Whole Moulding

One method of boat design used by wooden boat builders in Newfoundland can be traced to a method of design employed by English shipwrights in the sixteenth, seventeenth and eighteenth centuries.[1] Known as “whole-moulding,” this method was brought by those who settled in Newfoundland during the same period.

David King and Lance Lee describe this whole-moulding as “an elaborate designing system based on the arcs of circles.” In Half-Modelling (1976) King and Lee say that, “for small hulls, [American] colonial boat builders used a technique called ‘whole moulding’. This employed three battens, two curved and one straight, called the ‘body mould’, the ‘hollow mould’ and the ‘rising square’. These were shifted around to specify the shape of the hull at each section. This was usually done right on the site: the frames were made from the moulds and placed directly on the keel.”[2]

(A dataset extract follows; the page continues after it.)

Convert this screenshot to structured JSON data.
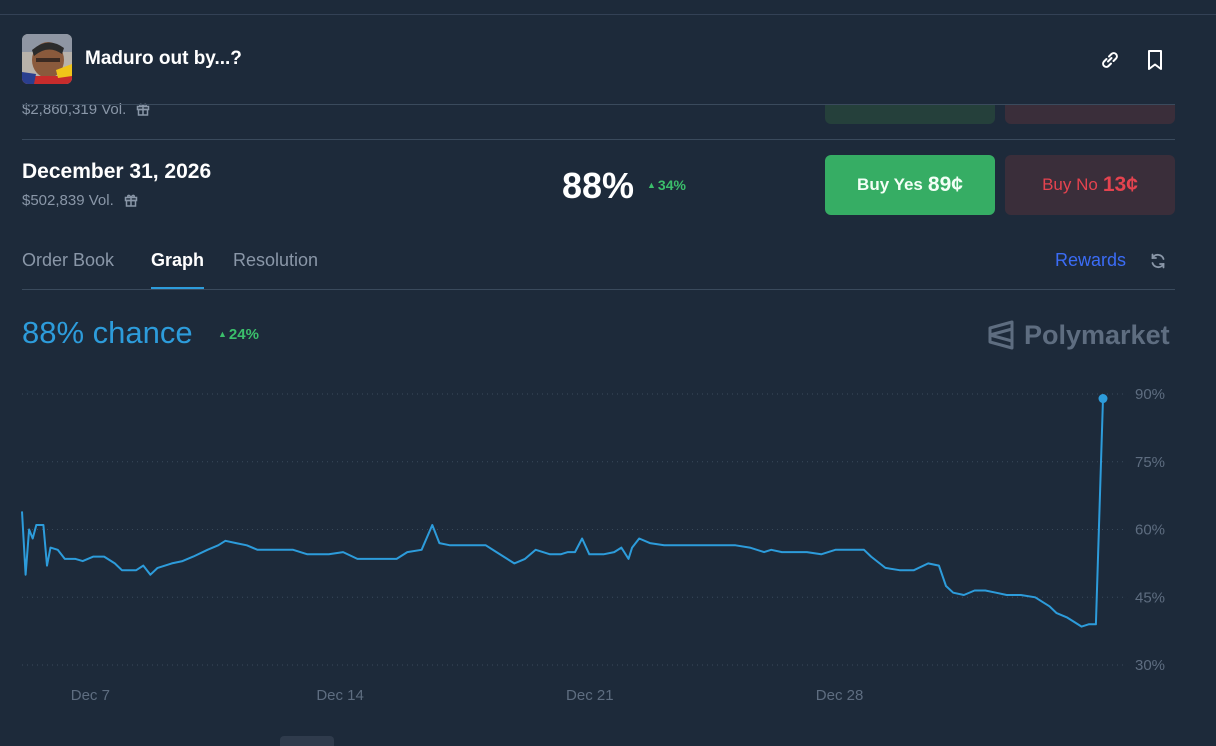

Erin McKee also describes this method in Working Boats of Britain: Their Shape and Purpose (1983):“In its simple form a whole moulded boat needs only three aids. The first is the rising square, which is no more than a batton with the heights of the floors marked in for every station. These marks are called ‘rising sirmarks’ as they are taken from the rising line. The second aid is the breadth mould and this has the convex shape of the midship section, except that it is usual to extend the lengths of the floor and topside beyond the centre and sheer lines to provide space for further sets of sirmarks. There are three of these: the marks on the first set when aligned with the corresponding rising sirmarks give from one or other of the remaining sets, the height and half breadth of the sheerline, and the position of the head of the floor timber, for every frame. The third aid, the hallow mould, the sirmarks of which are set on the rabbet line, is then laid tangential to the breadth mould for the reverse curve.”[3]

King and Lee explain that the design process is based on four longitudinal lines known as, “narrowing” and “rising” lines. They say that these lines, “determined the points of maximum breadth and the contour of the bottom, and thus whether the boat would be wide or narrow, fast or slow, heavy or light.”[4] According to McKee, “a set of three whole moulding aids can be used to produce a wide range of boats, either by changing the sirmarks or even re-adjusting them by eye.”[5] 

 

[1]  David King and Lance Lee, Half-Modelling (Bath, Maine: Bath Marine Museum, 1976), p 4-5 in David A. Taylor, Boat Building in Winterton, Trinity Bay, Newfoundland (Gatineau: Canadian Museum of Civiliation Corporation, 2006 [1982]), 52-53.

[2] Ibid.

[3] Erin McKee, Working Boats of Britain: Their Shape and Purpose (London: Conway Maritime Press, 1983).

[4] David King and Lance Lee, Half-Modelling (Bath, Maine: Bath Marine Museum, 1976), p 4-5 in David A. Taylor, Boat Building in Winterton, Trinity Bay, Newfoundland (Gatineau: Canadian Museum of Civiliation Corporation, 2006 [1982]), 52-53.

[5] Erin McKee, Working Boats of Britain: Their Shape and Purpose (London: Conway Maritime Press, 1983).